RÉCIT. L’écrivain et historien de Tanger, Rachid Taferssiti, revient dans cet échange sur le voyage quasi initiatique d’Eugène Delacroix dans la ville du détroit. Il retrace la cartographie des ruelles arpentées par le peintre et décrit les émotions de ce dernier au contact de Tanger et de ses habitants. Sur les pas de l'artiste, nous découvrons le Tanger fascinant de Delacroix. Retour sur le séjour d'un des plus célèbres représentants de la peinture du XIXe siècle, qui ne manquera pas d'inspirer d'autres voyageurs. Circuit touristique.

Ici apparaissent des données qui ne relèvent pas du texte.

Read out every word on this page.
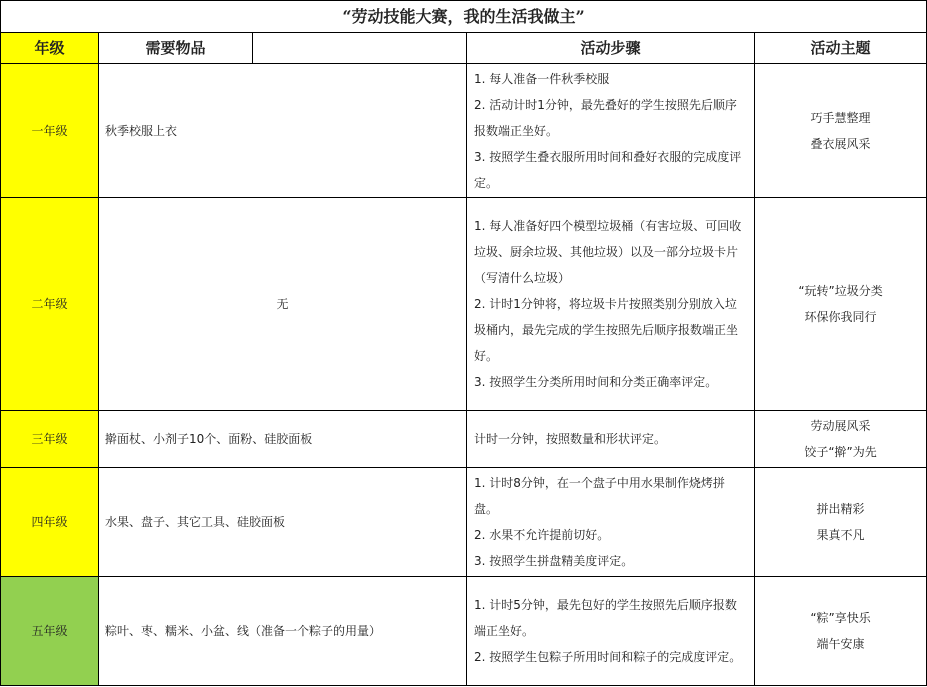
“劳动技能大赛，我的生活我做主”				
年级	需要物品		活动步骤	活动主题
一年级	秋季校服上衣		1. 每人准备一件秋季校服
2. 活动计时1分钟，最先叠好的学生按照先后顺序报数端正坐好。
3. 按照学生叠衣服所用时间和叠好衣服的完成度评定。	巧手慧整理
叠衣展风采

二年级	无		1. 每人准备好四个模型垃圾桶（有害垃圾、可回收垃圾、厨余垃圾、其他垃圾）以及一部分垃圾卡片（写清什么垃圾）
2. 计时1分钟将，将垃圾卡片按照类别分别放入垃圾桶内，最先完成的学生按照先后顺序报数端正坐好。
3. 按照学生分类所用时间和分类正确率评定。	“玩转”垃圾分类
环保你我同行

三年级	擀面杖、小剂子10个、面粉、硅胶面板		计时一分钟，按照数量和形状评定。	劳动展风采
饺子“擀”为先

四年级	水果、盘子、其它工具、硅胶面板		1. 计时8分钟，在一个盘子中用水果制作烧烤拼盘。
2. 水果不允许提前切好。
3. 按照学生拼盘精美度评定。	拼出精彩
果真不凡

五年级	粽叶、枣、糯米、小盆、线（准备一个粽子的用量）		1. 计时5分钟，最先包好的学生按照先后顺序报数端正坐好。
2. 按照学生包粽子所用时间和粽子的完成度评定。	“粽”享快乐
端午安康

Les spécialistes de Delacroix attribuent au voyage au Maroc effectué par le peintre en 1832 une grande influence sur sa palette. Dans l’ouvrage Les peintres illustres : Delacroix, on peut lire que suite au périple de l’artiste dans le royaume, "[…] le fougueux coloriste qu’il était déjà, abandonna dès lors l’usage des bruns bitumineux et des vernis chauds, et peignit en pleine pâte lumineuse. Ce n’est plus le drame ou le mélodrame sous un ciel tourmenté, mais un calme absolu, une lassitude indolente dans la torpeur des parfums, on sent la joie qu’a eue l’artiste à manier ce coloris, à traiter ces étoffes, ces chairs, ces mosaïques, à faire des morceaux de bravoure […]".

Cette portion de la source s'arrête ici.